El cofundador de Microsoft, Bill Gates (70 años), ha pedido disculpas públicamente al personal de la Fundación Gates por su relación con Jeffrey Epstein, condenado por delitos sexuales, al admitir que su vínculo con el magnate “manchó” el nombre de la organización.
Según una grabación difundida por The Wall Street Journal, Gates reconoció ante empleados de su fundación que “fue un gran error pasar tiempo con Epstein” y lamentó haber llevado a ejecutivos de la institución a reuniones con él.
“No hice nada ilícito”, asegura Gates
Durante la reunión interna, el empresario aseguró que no participó en ninguna actividad ilegal ni tuvo conocimiento de conductas ilícitas en su presencia.
“Pido disculpas a otras personas que se han visto involucradas en esto por el error que cometí”, afirmó, insistiendo en que nunca pasó tiempo con víctimas del financiero y que no formaba parte de su entorno más cercano.
Gates también explicó que algunas imágenes publicadas recientemente —en las que aparece junto a mujeres cuyos rostros fueron ocultados— corresponden a fotografías que, según su versión, Epstein solía pedir tras reuniones formales con asistentes.
Reconoce aventuras con dos mujeres rusas
En su intervención, Gates admitió haber mantenido relaciones extramatrimoniales con dos mujeres rusas que habían tenido contacto con Epstein, aunque aseguró que no estaban vinculadas a su red de víctimas.
“No hice nada ilícito. No vi nada ilícito”, reiteró el magnate, tratando de desvincular esos encuentros de los delitos atribuidos a Epstein.
En 2013, Epstein se habría enviado correos electrónicos a sí mismo insinuando una supuesta aventura de Gates y mencionando la búsqueda de antibióticos para tratar una enfermedad de transmisión sexual, algo que el empresario niega rotundamente. Según Gates, esos mensajes nunca se enviaron y podrían haber sido un intento de manipulación.
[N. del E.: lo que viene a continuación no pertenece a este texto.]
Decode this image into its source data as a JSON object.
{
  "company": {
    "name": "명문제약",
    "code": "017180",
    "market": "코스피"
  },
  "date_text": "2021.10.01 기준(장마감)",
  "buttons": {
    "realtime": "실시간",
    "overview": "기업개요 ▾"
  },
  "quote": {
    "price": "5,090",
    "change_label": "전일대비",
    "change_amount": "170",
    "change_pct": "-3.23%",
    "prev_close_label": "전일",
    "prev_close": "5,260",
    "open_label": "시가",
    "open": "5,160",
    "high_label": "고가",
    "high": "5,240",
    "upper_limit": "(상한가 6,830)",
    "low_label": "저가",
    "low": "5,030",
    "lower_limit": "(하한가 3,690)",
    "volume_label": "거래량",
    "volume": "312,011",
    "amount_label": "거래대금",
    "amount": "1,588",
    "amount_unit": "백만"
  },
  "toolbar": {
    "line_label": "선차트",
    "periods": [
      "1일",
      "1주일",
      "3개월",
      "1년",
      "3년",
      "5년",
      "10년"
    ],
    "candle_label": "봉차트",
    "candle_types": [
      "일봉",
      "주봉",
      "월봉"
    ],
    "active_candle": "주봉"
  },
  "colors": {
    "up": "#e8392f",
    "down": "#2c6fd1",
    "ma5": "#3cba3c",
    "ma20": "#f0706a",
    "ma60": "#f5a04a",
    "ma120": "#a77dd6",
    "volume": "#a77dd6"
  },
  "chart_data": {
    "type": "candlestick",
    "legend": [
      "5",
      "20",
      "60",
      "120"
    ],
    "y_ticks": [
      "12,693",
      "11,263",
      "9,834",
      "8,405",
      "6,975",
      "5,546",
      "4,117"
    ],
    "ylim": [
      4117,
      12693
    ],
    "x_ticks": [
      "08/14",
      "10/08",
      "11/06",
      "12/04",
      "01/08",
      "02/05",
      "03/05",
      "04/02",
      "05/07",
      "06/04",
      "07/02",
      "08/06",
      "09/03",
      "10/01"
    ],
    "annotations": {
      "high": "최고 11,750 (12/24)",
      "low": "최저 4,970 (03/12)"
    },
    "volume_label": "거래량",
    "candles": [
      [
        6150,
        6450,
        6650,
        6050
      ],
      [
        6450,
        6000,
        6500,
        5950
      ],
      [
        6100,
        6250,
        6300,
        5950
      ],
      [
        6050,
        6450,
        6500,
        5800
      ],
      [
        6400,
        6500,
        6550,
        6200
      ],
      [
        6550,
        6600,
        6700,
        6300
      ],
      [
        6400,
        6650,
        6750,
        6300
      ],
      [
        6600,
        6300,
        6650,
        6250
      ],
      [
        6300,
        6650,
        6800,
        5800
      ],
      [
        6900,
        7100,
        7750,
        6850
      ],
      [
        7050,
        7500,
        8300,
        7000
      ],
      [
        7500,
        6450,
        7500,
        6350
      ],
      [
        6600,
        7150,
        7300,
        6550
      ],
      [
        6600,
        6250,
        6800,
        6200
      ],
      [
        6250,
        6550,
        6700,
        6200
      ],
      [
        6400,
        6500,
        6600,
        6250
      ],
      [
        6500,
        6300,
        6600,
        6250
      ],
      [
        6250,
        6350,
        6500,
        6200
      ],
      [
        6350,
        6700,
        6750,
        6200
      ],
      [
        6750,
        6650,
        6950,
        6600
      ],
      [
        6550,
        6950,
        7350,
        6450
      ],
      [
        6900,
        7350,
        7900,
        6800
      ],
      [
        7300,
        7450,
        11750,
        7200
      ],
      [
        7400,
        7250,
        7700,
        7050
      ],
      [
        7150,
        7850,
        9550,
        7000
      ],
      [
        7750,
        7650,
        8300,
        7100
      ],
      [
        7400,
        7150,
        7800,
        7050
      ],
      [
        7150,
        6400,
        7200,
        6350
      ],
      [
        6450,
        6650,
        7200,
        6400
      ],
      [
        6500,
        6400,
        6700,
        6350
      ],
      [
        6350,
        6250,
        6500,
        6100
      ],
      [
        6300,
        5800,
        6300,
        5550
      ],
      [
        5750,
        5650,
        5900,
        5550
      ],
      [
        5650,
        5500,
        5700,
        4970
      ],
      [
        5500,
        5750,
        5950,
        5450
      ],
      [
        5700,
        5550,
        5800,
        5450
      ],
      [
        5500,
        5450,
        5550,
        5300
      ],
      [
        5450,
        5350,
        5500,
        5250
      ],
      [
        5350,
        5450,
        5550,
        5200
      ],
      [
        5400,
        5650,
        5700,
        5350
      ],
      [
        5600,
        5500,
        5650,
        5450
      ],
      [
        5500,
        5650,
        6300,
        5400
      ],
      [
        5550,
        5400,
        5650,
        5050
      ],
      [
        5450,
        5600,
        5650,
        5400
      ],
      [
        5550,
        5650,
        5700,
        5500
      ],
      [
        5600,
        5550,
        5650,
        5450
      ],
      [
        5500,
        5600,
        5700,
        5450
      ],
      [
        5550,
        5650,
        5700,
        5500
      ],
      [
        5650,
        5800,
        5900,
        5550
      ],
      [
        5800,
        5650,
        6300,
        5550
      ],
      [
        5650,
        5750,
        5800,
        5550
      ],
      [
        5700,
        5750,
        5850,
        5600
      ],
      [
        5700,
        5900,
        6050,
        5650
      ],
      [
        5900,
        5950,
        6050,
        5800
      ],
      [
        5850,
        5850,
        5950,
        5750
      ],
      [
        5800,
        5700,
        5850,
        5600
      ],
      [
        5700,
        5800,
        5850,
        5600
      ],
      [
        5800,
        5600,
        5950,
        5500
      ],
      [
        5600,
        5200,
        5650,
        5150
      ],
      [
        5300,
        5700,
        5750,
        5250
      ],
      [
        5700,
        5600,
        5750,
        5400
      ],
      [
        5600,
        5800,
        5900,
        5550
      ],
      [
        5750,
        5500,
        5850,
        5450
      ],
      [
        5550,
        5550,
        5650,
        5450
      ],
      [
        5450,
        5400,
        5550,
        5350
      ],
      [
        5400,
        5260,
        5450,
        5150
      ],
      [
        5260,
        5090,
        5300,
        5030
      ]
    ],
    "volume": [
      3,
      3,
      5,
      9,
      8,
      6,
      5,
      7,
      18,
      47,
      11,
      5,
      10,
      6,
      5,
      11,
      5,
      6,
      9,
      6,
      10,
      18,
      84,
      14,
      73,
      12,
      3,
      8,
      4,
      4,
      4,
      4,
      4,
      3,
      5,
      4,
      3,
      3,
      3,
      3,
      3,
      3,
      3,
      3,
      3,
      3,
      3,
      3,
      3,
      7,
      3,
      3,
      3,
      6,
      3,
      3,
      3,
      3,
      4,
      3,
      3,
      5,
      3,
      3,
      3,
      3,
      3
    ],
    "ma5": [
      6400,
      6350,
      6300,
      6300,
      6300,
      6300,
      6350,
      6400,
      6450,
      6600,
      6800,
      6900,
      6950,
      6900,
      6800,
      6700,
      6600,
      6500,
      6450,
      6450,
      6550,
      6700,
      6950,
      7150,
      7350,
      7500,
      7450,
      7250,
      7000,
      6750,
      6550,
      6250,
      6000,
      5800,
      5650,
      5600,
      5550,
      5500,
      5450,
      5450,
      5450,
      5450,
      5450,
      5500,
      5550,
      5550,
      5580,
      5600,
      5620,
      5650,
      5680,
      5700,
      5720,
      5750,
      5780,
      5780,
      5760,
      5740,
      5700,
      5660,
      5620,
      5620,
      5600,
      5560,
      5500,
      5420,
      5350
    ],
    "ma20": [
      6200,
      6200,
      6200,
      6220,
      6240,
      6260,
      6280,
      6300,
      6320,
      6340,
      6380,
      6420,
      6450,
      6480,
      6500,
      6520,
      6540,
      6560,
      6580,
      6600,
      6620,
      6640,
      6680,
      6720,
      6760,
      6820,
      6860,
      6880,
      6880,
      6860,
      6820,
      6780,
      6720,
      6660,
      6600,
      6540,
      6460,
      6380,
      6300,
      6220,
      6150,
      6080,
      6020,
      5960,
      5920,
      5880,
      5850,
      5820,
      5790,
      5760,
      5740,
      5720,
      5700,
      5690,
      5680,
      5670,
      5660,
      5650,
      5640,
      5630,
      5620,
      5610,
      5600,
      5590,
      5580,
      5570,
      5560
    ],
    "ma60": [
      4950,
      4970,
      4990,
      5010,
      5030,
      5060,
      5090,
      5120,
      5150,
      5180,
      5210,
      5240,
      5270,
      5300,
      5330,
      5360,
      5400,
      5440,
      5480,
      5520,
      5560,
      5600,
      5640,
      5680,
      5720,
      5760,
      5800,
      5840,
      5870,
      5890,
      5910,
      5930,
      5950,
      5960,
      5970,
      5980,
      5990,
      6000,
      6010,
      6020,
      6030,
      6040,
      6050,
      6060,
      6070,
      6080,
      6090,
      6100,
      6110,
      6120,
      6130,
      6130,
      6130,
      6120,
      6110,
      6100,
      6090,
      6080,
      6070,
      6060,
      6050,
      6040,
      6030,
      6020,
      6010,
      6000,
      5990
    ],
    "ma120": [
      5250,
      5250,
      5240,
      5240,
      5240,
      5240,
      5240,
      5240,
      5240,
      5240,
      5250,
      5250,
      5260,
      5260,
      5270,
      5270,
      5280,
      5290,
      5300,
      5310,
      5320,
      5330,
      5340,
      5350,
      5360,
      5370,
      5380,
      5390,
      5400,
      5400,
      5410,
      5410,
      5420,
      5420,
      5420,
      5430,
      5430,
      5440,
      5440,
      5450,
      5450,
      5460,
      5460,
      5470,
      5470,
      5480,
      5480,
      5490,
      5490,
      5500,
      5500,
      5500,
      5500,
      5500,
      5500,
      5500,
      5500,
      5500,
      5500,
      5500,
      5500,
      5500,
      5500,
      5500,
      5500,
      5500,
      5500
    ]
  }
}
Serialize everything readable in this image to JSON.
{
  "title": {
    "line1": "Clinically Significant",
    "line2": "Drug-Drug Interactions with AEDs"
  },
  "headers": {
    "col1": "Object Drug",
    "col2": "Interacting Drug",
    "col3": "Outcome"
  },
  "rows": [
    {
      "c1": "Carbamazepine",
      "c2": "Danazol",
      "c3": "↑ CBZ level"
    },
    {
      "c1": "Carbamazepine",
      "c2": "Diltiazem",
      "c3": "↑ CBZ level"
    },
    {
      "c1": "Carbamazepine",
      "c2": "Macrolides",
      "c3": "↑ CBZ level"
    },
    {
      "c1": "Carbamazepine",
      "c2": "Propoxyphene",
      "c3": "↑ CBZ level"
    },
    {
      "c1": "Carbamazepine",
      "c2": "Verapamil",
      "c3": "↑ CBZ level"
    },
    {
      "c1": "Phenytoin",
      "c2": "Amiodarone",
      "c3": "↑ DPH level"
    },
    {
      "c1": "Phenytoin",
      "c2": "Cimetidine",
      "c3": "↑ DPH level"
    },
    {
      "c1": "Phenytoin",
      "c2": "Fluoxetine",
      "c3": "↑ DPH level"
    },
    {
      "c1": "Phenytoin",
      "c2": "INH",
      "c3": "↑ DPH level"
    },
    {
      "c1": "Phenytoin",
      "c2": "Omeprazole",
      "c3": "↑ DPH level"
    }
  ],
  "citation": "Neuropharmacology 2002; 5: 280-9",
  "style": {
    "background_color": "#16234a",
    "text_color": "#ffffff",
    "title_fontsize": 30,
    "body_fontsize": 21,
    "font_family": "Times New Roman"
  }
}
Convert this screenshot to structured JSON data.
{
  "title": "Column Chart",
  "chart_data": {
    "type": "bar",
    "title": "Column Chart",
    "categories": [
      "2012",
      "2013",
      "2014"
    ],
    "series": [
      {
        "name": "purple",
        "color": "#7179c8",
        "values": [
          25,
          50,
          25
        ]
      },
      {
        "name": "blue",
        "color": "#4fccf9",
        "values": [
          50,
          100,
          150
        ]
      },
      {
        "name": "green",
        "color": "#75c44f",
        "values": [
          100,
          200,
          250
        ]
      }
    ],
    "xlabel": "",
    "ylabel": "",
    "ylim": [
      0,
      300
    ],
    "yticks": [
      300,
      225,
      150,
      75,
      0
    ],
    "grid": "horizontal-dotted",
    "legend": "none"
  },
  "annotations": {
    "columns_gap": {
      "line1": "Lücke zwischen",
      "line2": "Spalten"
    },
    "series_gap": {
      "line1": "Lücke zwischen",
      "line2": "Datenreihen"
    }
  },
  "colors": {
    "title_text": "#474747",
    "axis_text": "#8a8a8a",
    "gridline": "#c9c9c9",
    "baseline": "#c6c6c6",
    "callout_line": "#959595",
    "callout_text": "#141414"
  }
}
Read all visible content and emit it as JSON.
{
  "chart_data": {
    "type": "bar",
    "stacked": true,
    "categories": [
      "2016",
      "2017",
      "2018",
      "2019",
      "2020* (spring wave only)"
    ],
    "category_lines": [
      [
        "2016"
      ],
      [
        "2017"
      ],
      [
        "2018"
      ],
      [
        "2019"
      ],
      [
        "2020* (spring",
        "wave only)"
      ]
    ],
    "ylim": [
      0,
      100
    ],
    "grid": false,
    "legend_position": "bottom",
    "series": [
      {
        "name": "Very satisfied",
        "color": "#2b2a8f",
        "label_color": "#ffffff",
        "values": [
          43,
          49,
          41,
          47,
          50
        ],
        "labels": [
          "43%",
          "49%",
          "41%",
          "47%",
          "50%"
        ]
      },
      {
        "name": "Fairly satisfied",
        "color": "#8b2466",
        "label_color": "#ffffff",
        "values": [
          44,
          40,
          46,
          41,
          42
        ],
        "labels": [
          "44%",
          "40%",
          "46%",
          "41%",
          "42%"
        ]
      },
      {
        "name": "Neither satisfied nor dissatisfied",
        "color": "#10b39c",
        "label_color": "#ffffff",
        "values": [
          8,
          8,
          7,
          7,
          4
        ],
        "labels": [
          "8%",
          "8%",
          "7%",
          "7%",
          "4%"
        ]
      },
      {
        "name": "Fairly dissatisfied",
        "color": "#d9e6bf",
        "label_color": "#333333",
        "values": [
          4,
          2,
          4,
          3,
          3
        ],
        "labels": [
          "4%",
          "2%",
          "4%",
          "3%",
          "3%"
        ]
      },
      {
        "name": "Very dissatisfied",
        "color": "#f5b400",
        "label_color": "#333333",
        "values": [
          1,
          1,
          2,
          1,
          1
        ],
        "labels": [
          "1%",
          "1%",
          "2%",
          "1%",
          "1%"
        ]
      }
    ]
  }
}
Reuniones hasta 2014 pese a la condena previa
Gates conoció a Epstein en 2011 y mantuvo varias reuniones con él hasta 2014, pese a que el financiero ya se había declarado culpable en 2008 de solicitar los servicios sexuales de una menor.
En una entrevista reciente concedida a Nine News Australia, el empresario negó haber visitado la isla privada de Epstein en las Islas Vírgenes y aseguró que sus encuentros se limitaron a cenas y reuniones.
Sin embargo, reconoció que, con la información conocida hoy, su decisión de mantener el contacto fue un error grave. “Sabiendo lo que sé ahora, es cien veces peor”, declaró ante el personal de la fundación, subrayando que no solo fueron graves los delitos pasados de Epstein, sino que su comportamiento delictivo continuaba.
Impacto reputacional
Las revelaciones vuelven a situar a Bill Gates bajo el foco mediático por su relación con Jeffrey Epstein, un vínculo que ya había generado controversia tras el suicidio del financiero en 2019 mientras esperaba juicio por nuevos cargos de tráfico sexual.
Aunque Gates insiste en que no tuvo implicación en actividades ilegales, admite que su relación con Epstein dañó la reputación de su fundación y reconoce que su juicio fue erróneo al mantener reuniones con él después de su condena.